No. Prison is to punish people. Is it any wonder that prison doesn't reform people, when we don't want it to reform them? Most people would be upset if prisoners could go in on Friday, and emerge, rehabilitated, on Sunday. When people say, "It would be cruel to punish people who aren't responsible for their actions", they are implicitly saying, "Prison is necessarily cruel; and that's good, because we should be cruel to criminals who are responsible for their actions."
But the more we learn about psychology and neuroscience, the further responsibility recedes into the distance.
Outcome-based justice argues that we should give up playing the blame game, because neuroscience keeps finding more and more proofs that things are "not our fault". Instead, we should write laws that deter crime.
You might think this is what we already try to do. But it isn't! Witness this confused article from the Brookings Institute, Cognitive Neuroscience and the Future of Punishment by O. Carter Snead. Snead objects to outcome-based justice. He summarized all of the arguments for it, yet managed to completely miss their point, concluding where he started from, saying that outcome-based justice is obviously bad because it could lead to being cruel to people who didn't deserve it. (Instead of only being cruel to the people who do deserve it, which is obviously what we want to do.)

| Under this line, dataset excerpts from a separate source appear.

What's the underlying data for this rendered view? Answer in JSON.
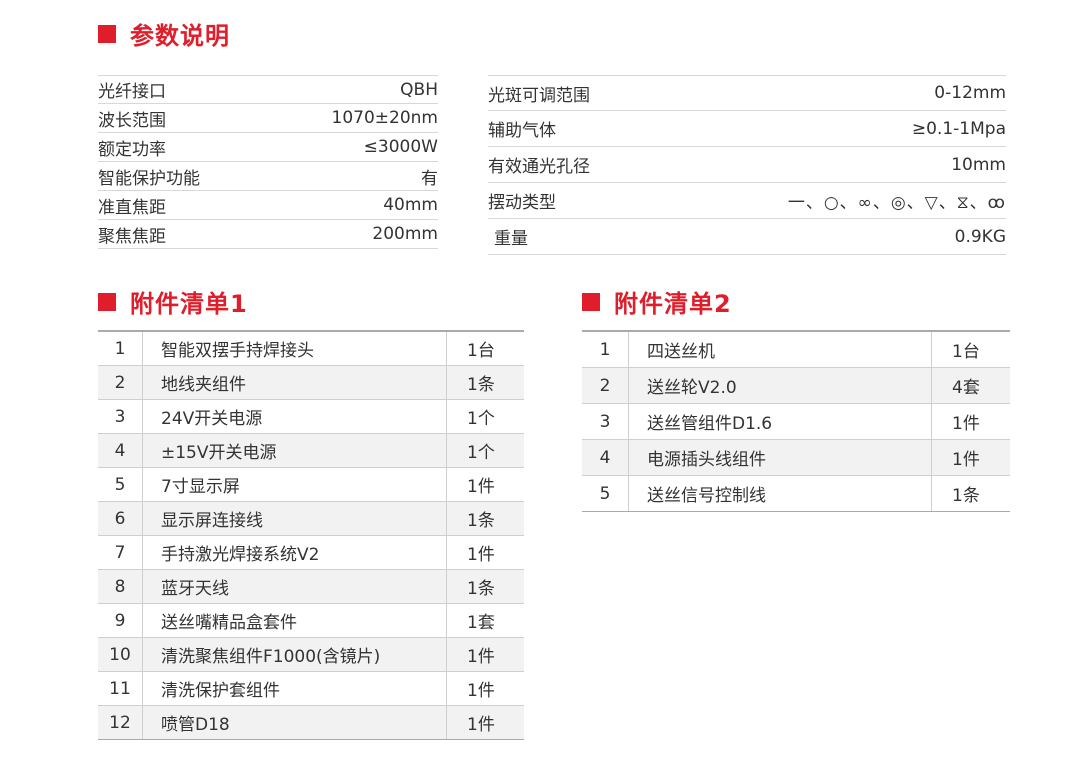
{
  "params": {
    "title": "参数说明",
    "left": [
      {
        "label": "光纤接口",
        "value": "QBH"
      },
      {
        "label": "波长范围",
        "value": "1070±20nm"
      },
      {
        "label": "额定功率",
        "value": "≤3000W"
      },
      {
        "label": "智能保护功能",
        "value": "有"
      },
      {
        "label": "准直焦距",
        "value": "40mm"
      },
      {
        "label": "聚焦焦距",
        "value": "200mm"
      }
    ],
    "right": [
      {
        "label": "光斑可调范围",
        "value": "0-12mm"
      },
      {
        "label": "辅助气体",
        "value": "≥0.1-1Mpa"
      },
      {
        "label": "有效通光孔径",
        "value": "10mm"
      },
      {
        "label": "摆动类型",
        "value": "一、○、∞、◎、▽、⧖、ꝏ"
      },
      {
        "label": "重量",
        "value": "0.9KG"
      }
    ]
  },
  "accessories1": {
    "title": "附件清单1",
    "rows": [
      {
        "no": "1",
        "name": "智能双摆手持焊接头",
        "qty": "1台"
      },
      {
        "no": "2",
        "name": "地线夹组件",
        "qty": "1条"
      },
      {
        "no": "3",
        "name": "24V开关电源",
        "qty": "1个"
      },
      {
        "no": "4",
        "name": "±15V开关电源",
        "qty": "1个"
      },
      {
        "no": "5",
        "name": "7寸显示屏",
        "qty": "1件"
      },
      {
        "no": "6",
        "name": "显示屏连接线",
        "qty": "1条"
      },
      {
        "no": "7",
        "name": "手持激光焊接系统V2",
        "qty": "1件"
      },
      {
        "no": "8",
        "name": "蓝牙天线",
        "qty": "1条"
      },
      {
        "no": "9",
        "name": "送丝嘴精品盒套件",
        "qty": "1套"
      },
      {
        "no": "10",
        "name": "清洗聚焦组件F1000(含镜片)",
        "qty": "1件"
      },
      {
        "no": "11",
        "name": "清洗保护套组件",
        "qty": "1件"
      },
      {
        "no": "12",
        "name": "喷管D18",
        "qty": "1件"
      }
    ]
  },
  "accessories2": {
    "title": "附件清单2",
    "rows": [
      {
        "no": "1",
        "name": "四送丝机",
        "qty": "1台"
      },
      {
        "no": "2",
        "name": "送丝轮V2.0",
        "qty": "4套"
      },
      {
        "no": "3",
        "name": "送丝管组件D1.6",
        "qty": "1件"
      },
      {
        "no": "4",
        "name": "电源插头线组件",
        "qty": "1件"
      },
      {
        "no": "5",
        "name": "送丝信号控制线",
        "qty": "1条"
      }
    ]
  },
  "colors": {
    "accent": "#e01e2b",
    "alt_row": "#f2f2f2"
  }
}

Snead understands that outcome-based justice deters crime:
You might expect that Snead goes on to explain why these laws are bad things. But he doesn't! He assumes we can all see that these are obviously bad things.
The Wrath of Kahneman describes a study which asked whether people punish others in order to deter crime, and concluded, No. People are doing something else.
One theory is that people are trying to be fair. Everyone should get the same chances; everyone should get the same punishment for the same crime. John Rawls argues this explicitly in Justice as Fairness: Justice should not be utilitarian, but should instead be fair.
I believe Rawls' view is also the popular view of what "justice" means. And, I will argue in a later post, it is part of a pattern showing a deep divide between two different ways of using the word "ethics".
ADDED: Constant made the point that, while one part of outcome-based justice is preventing future harm from the criminal on the dock, another part is deterring harm by other criminals. This latter part does not benefit from punishing criminals who cannot be deterred. Thus, to optimally punish both criminals who can and cannot be deterred, the law requires a concept of moral culpability, and should punish criminals who can't be deterred more lightly. This is a better origin story for the linking together of morality and free will than the just-so story I'd come up with, so I plan on stealing it for my next post. (SilasBarta may have been trying to make the same point, but I found his comments impenetrable.)
(This post is laying groundwork for two other posts that will go in different directions, neither of which concerns justice.)